US-7424463

Denoising mechanism for speech signals using embedded thresholds and an analysis dictionary

PublishedSeptember 9, 2008

Assigneenot available in USPTO data we have

Inventorsnot available in USPTO data we have

Technical Abstract

A denoising mechanism uses chosen signal classes and selected analysis dictionaries. The chosen signal class includes a collection of signals. The analysis dictionaries describe signals. The embedding threshold value is initially determined for a training set of signals in the chosen signal class. The update signal is initialized with a signal corrupted by noise. The estimate calculated by: computing coefficients for the updated signal using the analysis dictionaries; computing an embedding index for each of the path(s); extracting a coefficient subset from coefficients for the path(s) whose embedding index exceeds an embedding threshold; adding a coefficient subset to a coefficient collection; generating a partial estimate using the coefficient collection; creating an attenuated partial estimate by attenuating the partial estimate by an attenuation factor; updating the updated signal by subtracting the attenuated partial estimate from the updated signal; and adding the attenuated partial estimate to the estimate.

Patent Claims

18 claims

Legal claims defining the scope of protection, as filed with the USPTO.

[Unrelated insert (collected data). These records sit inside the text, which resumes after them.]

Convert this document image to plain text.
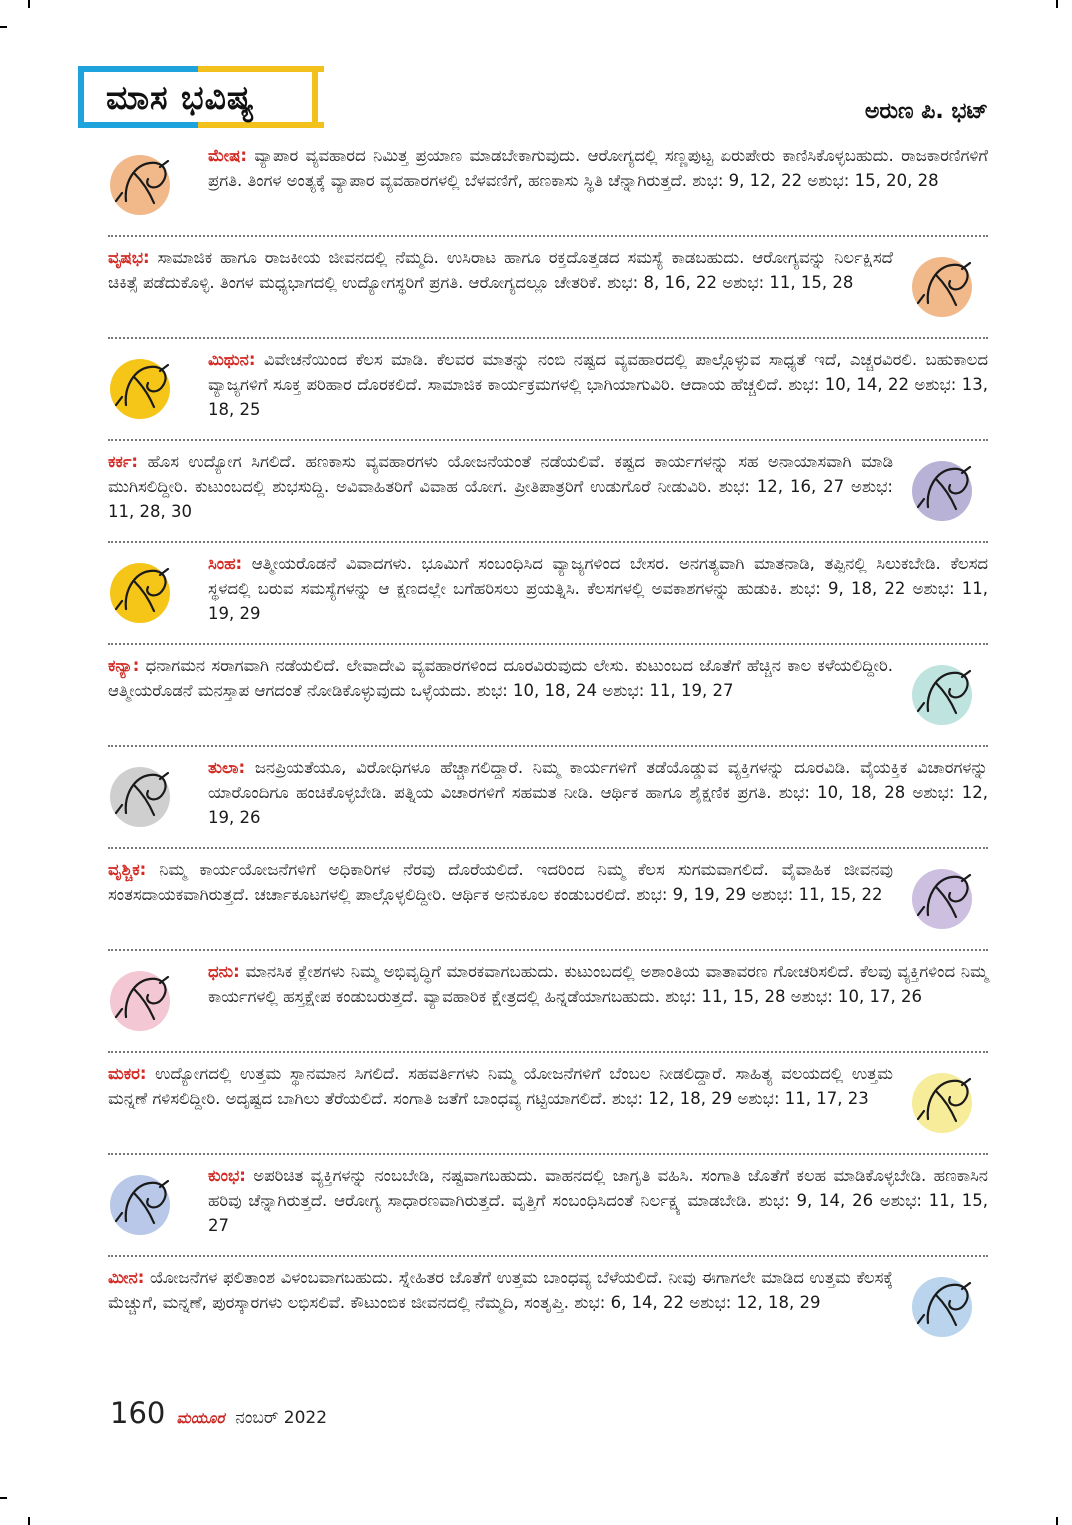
ಮಾಸ ಭವಿಷ್ಯ	ಅರುಣ ಪಿ. ಭಟ್
ಮೇಷ: ವ್ಯಾಪಾರ ವ್ಯವಹಾರದ ನಿಮಿತ್ತ ಪ್ರಯಾಣ ಮಾಡಬೇಕಾಗುವುದು. ಆರೋಗ್ಯದಲ್ಲಿ ಸಣ್ಣಪುಟ್ಟ ಏರುಪೇರು ಕಾಣಿಸಿಕೊಳ್ಳಬಹುದು. ರಾಜಕಾರಣಿಗಳಿಗೆ ಪ್ರಗತಿ. ತಿಂಗಳ ಅಂತ್ಯಕ್ಕೆ ವ್ಯಾಪಾರ ವ್ಯವಹಾರಗಳಲ್ಲಿ ಬೆಳವಣಿಗೆ, ಹಣಕಾಸು ಸ್ಥಿತಿ ಚೆನ್ನಾಗಿರುತ್ತದೆ. ಶುಭ: 9, 12, 22 ಅಶುಭ: 15, 20, 28
ವೃಷಭ: ಸಾಮಾಜಿಕ ಹಾಗೂ ರಾಜಕೀಯ ಜೀವನದಲ್ಲಿ ನೆಮ್ಮದಿ. ಉಸಿರಾಟ ಹಾಗೂ ರಕ್ತದೊತ್ತಡದ ಸಮಸ್ಯೆ ಕಾಡಬಹುದು. ಆರೋಗ್ಯವನ್ನು ನಿರ್ಲಕ್ಷಿಸದೆ ಚಿಕಿತ್ಸೆ ಪಡೆದುಕೊಳ್ಳಿ. ತಿಂಗಳ ಮಧ್ಯಭಾಗದಲ್ಲಿ ಉದ್ಯೋಗಸ್ಥರಿಗೆ ಪ್ರಗತಿ. ಆರೋಗ್ಯದಲ್ಲೂ ಚೇತರಿಕೆ. ಶುಭ: 8, 16, 22 ಅಶುಭ: 11, 15, 28
ಮಿಥುನ: ವಿವೇಚನೆಯಿಂದ ಕೆಲಸ ಮಾಡಿ. ಕೆಲವರ ಮಾತನ್ನು ನಂಬಿ ನಷ್ಟದ ವ್ಯವಹಾರದಲ್ಲಿ ಪಾಲ್ಗೊಳ್ಳುವ ಸಾಧ್ಯತೆ ಇದೆ, ಎಚ್ಚರವಿರಲಿ. ಬಹುಕಾಲದ ವ್ಯಾಜ್ಯಗಳಿಗೆ ಸೂಕ್ತ ಪರಿಹಾರ ದೊರಕಲಿದೆ. ಸಾಮಾಜಿಕ ಕಾರ್ಯಕ್ರಮಗಳಲ್ಲಿ ಭಾಗಿಯಾಗುವಿರಿ. ಆದಾಯ ಹೆಚ್ಚಲಿದೆ. ಶುಭ: 10, 14, 22 ಅಶುಭ: 13, 18, 25
ಕರ್ಕ: ಹೊಸ ಉದ್ಯೋಗ ಸಿಗಲಿದೆ. ಹಣಕಾಸು ವ್ಯವಹಾರಗಳು ಯೋಜನೆಯಂತೆ ನಡೆಯಲಿವೆ. ಕಷ್ಟದ ಕಾರ್ಯಗಳನ್ನು ಸಹ ಅನಾಯಾಸವಾಗಿ ಮಾಡಿ ಮುಗಿಸಲಿದ್ದೀರಿ. ಕುಟುಂಬದಲ್ಲಿ ಶುಭಸುದ್ದಿ. ಅವಿವಾಹಿತರಿಗೆ ವಿವಾಹ ಯೋಗ. ಪ್ರೀತಿಪಾತ್ರರಿಗೆ ಉಡುಗೊರೆ ನೀಡುವಿರಿ. ಶುಭ: 12, 16, 27 ಅಶುಭ: 11, 28, 30
ಸಿಂಹ: ಆತ್ಮೀಯರೊಡನೆ ವಿವಾದಗಳು. ಭೂಮಿಗೆ ಸಂಬಂಧಿಸಿದ ವ್ಯಾಜ್ಯಗಳಿಂದ ಬೇಸರ. ಅನಗತ್ಯವಾಗಿ ಮಾತನಾಡಿ, ತಪ್ಪಿನಲ್ಲಿ ಸಿಲುಕಬೇಡಿ. ಕೆಲಸದ ಸ್ಥಳದಲ್ಲಿ ಬರುವ ಸಮಸ್ಯೆಗಳನ್ನು ಆ ಕ್ಷಣದಲ್ಲೇ ಬಗೆಹರಿಸಲು ಪ್ರಯತ್ನಿಸಿ. ಕೆಲಸಗಳಲ್ಲಿ ಅವಕಾಶಗಳನ್ನು ಹುಡುಕಿ. ಶುಭ: 9, 18, 22 ಅಶುಭ: 11, 19, 29
ಕನ್ಯಾ: ಧನಾಗಮನ ಸರಾಗವಾಗಿ ನಡೆಯಲಿದೆ. ಲೇವಾದೇವಿ ವ್ಯವಹಾರಗಳಿಂದ ದೂರವಿರುವುದು ಲೇಸು. ಕುಟುಂಬದ ಜೊತೆಗೆ ಹೆಚ್ಚಿನ ಕಾಲ ಕಳೆಯಲಿದ್ದೀರಿ. ಆತ್ಮೀಯರೊಡನೆ ಮನಸ್ತಾಪ ಆಗದಂತೆ ನೋಡಿಕೊಳ್ಳುವುದು ಒಳ್ಳೆಯದು. ಶುಭ: 10, 18, 24 ಅಶುಭ: 11, 19, 27
ತುಲಾ: ಜನಪ್ರಿಯತೆಯೂ, ವಿರೋಧಿಗಳೂ ಹೆಚ್ಚಾಗಲಿದ್ದಾರೆ. ನಿಮ್ಮ ಕಾರ್ಯಗಳಿಗೆ ತಡೆಯೊಡ್ಡುವ ವ್ಯಕ್ತಿಗಳನ್ನು ದೂರವಿಡಿ. ವೈಯಕ್ತಿಕ ವಿಚಾರಗಳನ್ನು ಯಾರೊಂದಿಗೂ ಹಂಚಿಕೊಳ್ಳಬೇಡಿ. ಪತ್ನಿಯ ವಿಚಾರಗಳಿಗೆ ಸಹಮತ ನೀಡಿ. ಆರ್ಥಿಕ ಹಾಗೂ ಶೈಕ್ಷಣಿಕ ಪ್ರಗತಿ. ಶುಭ: 10, 18, 28 ಅಶುಭ: 12, 19, 26
ವೃಶ್ಚಿಕ: ನಿಮ್ಮ ಕಾರ್ಯಯೋಜನೆಗಳಿಗೆ ಅಧಿಕಾರಿಗಳ ನೆರವು ದೊರೆಯಲಿದೆ. ಇದರಿಂದ ನಿಮ್ಮ ಕೆಲಸ ಸುಗಮವಾಗಲಿದೆ. ವೈವಾಹಿಕ ಜೀವನವು ಸಂತಸದಾಯಕವಾಗಿರುತ್ತದೆ. ಚರ್ಚಾಕೂಟಗಳಲ್ಲಿ ಪಾಲ್ಗೊಳ್ಳಲಿದ್ದೀರಿ. ಆರ್ಥಿಕ ಅನುಕೂಲ ಕಂಡುಬರಲಿದೆ. ಶುಭ: 9, 19, 29 ಅಶುಭ: 11, 15, 22
ಧನು: ಮಾನಸಿಕ ಕ್ಲೇಶಗಳು ನಿಮ್ಮ ಅಭಿವೃದ್ಧಿಗೆ ಮಾರಕವಾಗಬಹುದು. ಕುಟುಂಬದಲ್ಲಿ ಅಶಾಂತಿಯ ವಾತಾವರಣ ಗೋಚರಿಸಲಿದೆ. ಕೆಲವು ವ್ಯಕ್ತಿಗಳಿಂದ ನಿಮ್ಮ ಕಾರ್ಯಗಳಲ್ಲಿ ಹಸ್ತಕ್ಷೇಪ ಕಂಡುಬರುತ್ತದೆ. ವ್ಯಾವಹಾರಿಕ ಕ್ಷೇತ್ರದಲ್ಲಿ ಹಿನ್ನಡೆಯಾಗಬಹುದು. ಶುಭ: 11, 15, 28 ಅಶುಭ: 10, 17, 26
ಮಕರ: ಉದ್ಯೋಗದಲ್ಲಿ ಉತ್ತಮ ಸ್ಥಾನಮಾನ ಸಿಗಲಿದೆ. ಸಹವರ್ತಿಗಳು ನಿಮ್ಮ ಯೋಜನೆಗಳಿಗೆ ಬೆಂಬಲ ನೀಡಲಿದ್ದಾರೆ. ಸಾಹಿತ್ಯ ವಲಯದಲ್ಲಿ ಉತ್ತಮ ಮನ್ನಣೆ ಗಳಿಸಲಿದ್ದೀರಿ. ಅದೃಷ್ಟದ ಬಾಗಿಲು ತೆರೆಯಲಿದೆ. ಸಂಗಾತಿ ಜತೆಗೆ ಬಾಂಧವ್ಯ ಗಟ್ಟಿಯಾಗಲಿದೆ. ಶುಭ: 12, 18, 29 ಅಶುಭ: 11, 17, 23
ಕುಂಭ: ಅಪರಿಚಿತ ವ್ಯಕ್ತಿಗಳನ್ನು ನಂಬಬೇಡಿ, ನಷ್ಟವಾಗಬಹುದು. ವಾಹನದಲ್ಲಿ ಜಾಗೃತಿ ವಹಿಸಿ. ಸಂಗಾತಿ ಜೊತೆಗೆ ಕಲಹ ಮಾಡಿಕೊಳ್ಳಬೇಡಿ. ಹಣಕಾಸಿನ ಹರಿವು ಚೆನ್ನಾಗಿರುತ್ತದೆ. ಆರೋಗ್ಯ ಸಾಧಾರಣವಾಗಿರುತ್ತದೆ. ವೃತ್ತಿಗೆ ಸಂಬಂಧಿಸಿದಂತೆ ನಿರ್ಲಕ್ಷ್ಯ ಮಾಡಬೇಡಿ. ಶುಭ: 9, 14, 26 ಅಶುಭ: 11, 15, 27
ಮೀನ: ಯೋಜನೆಗಳ ಫಲಿತಾಂಶ ವಿಳಂಬವಾಗಬಹುದು. ಸ್ನೇಹಿತರ ಜೊತೆಗೆ ಉತ್ತಮ ಬಾಂಧವ್ಯ ಬೆಳೆಯಲಿದೆ. ನೀವು ಈಗಾಗಲೇ ಮಾಡಿದ ಉತ್ತಮ ಕೆಲಸಕ್ಕೆ ಮೆಚ್ಚುಗೆ, ಮನ್ನಣೆ, ಪುರಸ್ಕಾರಗಳು ಲಭಿಸಲಿವೆ. ಕೌಟುಂಬಿಕ ಜೀವನದಲ್ಲಿ ನೆಮ್ಮದಿ, ಸಂತೃಪ್ತಿ. ಶುಭ: 6, 14, 22 ಅಶುಭ: 12, 18, 29
160 ಮಯೂರ ನಂಬರ್ 2022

1. A computer-readable medium encoded with a speech signal denoising computer program, wherein execution of said “speech signal denoising computer program” by one or more processors causes said “one or more processors” to perform the steps of: a) choosing a speech signal class, said “speech signal class” being a collection of speech signals; b) selecting at least one analysis dictionary, at least one of said “at least one analysis dictionary” used to describe said “collection of speech signals”; c) defining at least one collection of paths in at least one of said “at least one analysis dictionary” for said “speech signal class”, each of said “at least one collection of paths” including at least one path; d) initializing an estimate; e) initializing an update speech signal with a speech signal corrupted by noise; f) calculating said “estimate” by iteratively: i) computing coefficients for said “update speech signal” using one of said “at least one analysis dictionary”; ii) computing an embedding index for each of said “at least one path”; iii) extracting a coefficient subset from said “coefficients” for each of said “at least one path” whose said “embedding index” exceeds an embedding threshold; iv) adding said “coefficient subset” to a coefficient collection; v) generating a partial estimate using said “coefficient collection”; vi) creating an attenuated partial estimate by attenuating said “partial estimate” by an attenuation factor; vii) updating said “update speech signal” by subtracting said “attenuated partial estimate” from said “update speech signal”; and viii) adding said “attenuated partial estimate” to said “estimate”.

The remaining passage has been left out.